Babacan ve Şimşek tarafından açıklanan yeni orta vadeli programda büyümenin yavaşlayacağı öngörülüyor. Büyümenin hız kesmesi, işsizlik oranının daha da artacağı anlamına geliyor. Rekor düzeyde büyüdüğünde dahi işsizlik oranını yüzde 10’un altına düşüremeyen Türkiye ekonomisi şimdi, ekonomik kriz gerekçesiyle işsizlik ve yoksullukla ağır bedeller ödeyenlere yenilerini ekleyecek.
Bütün bunlar hükümetin yeni kaynak arayışı için çözümü, elini hiç çekmediği vatandaşın cebine bir kere daha uzatmakta bulduğunu gösteriyor. Nitekim, Maliye Bakanı Şimşek, özel tüketim vergilerine yaptıkları son zamlardan toplam 5.5 milyar lira beklediklerini açıkladı.
Bu zamların bir ayağını, lüks ürün ithalatını biraz caydırarak cari açığa geçici bir çözüm bulma arayışı oluşturuyor. Cep telefonu ve lüks binek otomobiller için yapılan ÖTV zammını bu kapsamda düşünebiliriz.
İkinci ayağınıysa bütçeye yeni gelirleri, ‘dolaylı vergiler’ yoluyla sağlamak oluşturuyor. O da sigara ve içki kalemlerine yapılan vergi artırımlarıyla oluyor haliyle.

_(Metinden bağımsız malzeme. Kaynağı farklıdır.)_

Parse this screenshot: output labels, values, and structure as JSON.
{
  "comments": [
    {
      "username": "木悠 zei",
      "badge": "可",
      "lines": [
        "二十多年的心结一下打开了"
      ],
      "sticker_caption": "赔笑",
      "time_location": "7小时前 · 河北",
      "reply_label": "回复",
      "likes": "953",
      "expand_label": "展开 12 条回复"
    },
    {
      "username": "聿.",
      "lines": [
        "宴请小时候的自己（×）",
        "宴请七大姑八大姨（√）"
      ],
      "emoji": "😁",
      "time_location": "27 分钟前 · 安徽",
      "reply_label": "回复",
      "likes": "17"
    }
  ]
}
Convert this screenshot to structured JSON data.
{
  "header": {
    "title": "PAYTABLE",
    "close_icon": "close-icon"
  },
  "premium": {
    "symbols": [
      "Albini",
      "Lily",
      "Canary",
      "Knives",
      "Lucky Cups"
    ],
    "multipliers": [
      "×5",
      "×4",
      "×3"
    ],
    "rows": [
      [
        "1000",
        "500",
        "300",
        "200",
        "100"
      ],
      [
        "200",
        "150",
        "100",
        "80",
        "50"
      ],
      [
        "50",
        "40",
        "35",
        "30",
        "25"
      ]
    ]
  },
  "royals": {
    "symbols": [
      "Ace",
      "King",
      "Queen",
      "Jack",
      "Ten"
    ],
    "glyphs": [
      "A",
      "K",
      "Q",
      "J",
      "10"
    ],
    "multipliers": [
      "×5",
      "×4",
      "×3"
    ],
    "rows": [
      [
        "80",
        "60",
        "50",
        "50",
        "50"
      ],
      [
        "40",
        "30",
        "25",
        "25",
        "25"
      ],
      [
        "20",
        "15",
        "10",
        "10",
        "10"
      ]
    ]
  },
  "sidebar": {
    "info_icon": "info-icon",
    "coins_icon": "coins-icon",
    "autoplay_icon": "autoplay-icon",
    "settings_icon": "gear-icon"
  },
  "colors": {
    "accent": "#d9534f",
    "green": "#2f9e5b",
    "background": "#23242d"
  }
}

Yapılan zamların bir bölümü, lüks otomobillerle ilgili olanlar gibi, sınıfsal olarak alt orta sınıfları fazla ilgilendirmiyor. Fakat, özellikle tütün mamulleri ve içki ürünlerine yapılan zamlar özellikle alt gelir gruplarını yakından ilgilendiriyor. Çünkü Türkiye’de vergi gelirleri asıl olarak tüketime, yani, tüketim üzerinden alınan dolaylı vergilere dayanıyor. Dolayısıyla bu telaş içinde yavaş yavaş insanların zorunlu olan ve harcamaktan kaçınamayacakları ürünlere vergi ve zamlar yapılıyor.
Bu zamların hız kesmeden devam edeceğine dair de belirtiler oldukça fazla. Ne yapalım, yeter ki Başbakan, Arap ülkelerinde daha fazla gürlesin ve İsrail’e kafa tutsun, biz bu kadar zamma da göğüs gereriz mi diyeceğiz, yoksa başka bir şey mi? Onu da zamanla göreceğiz.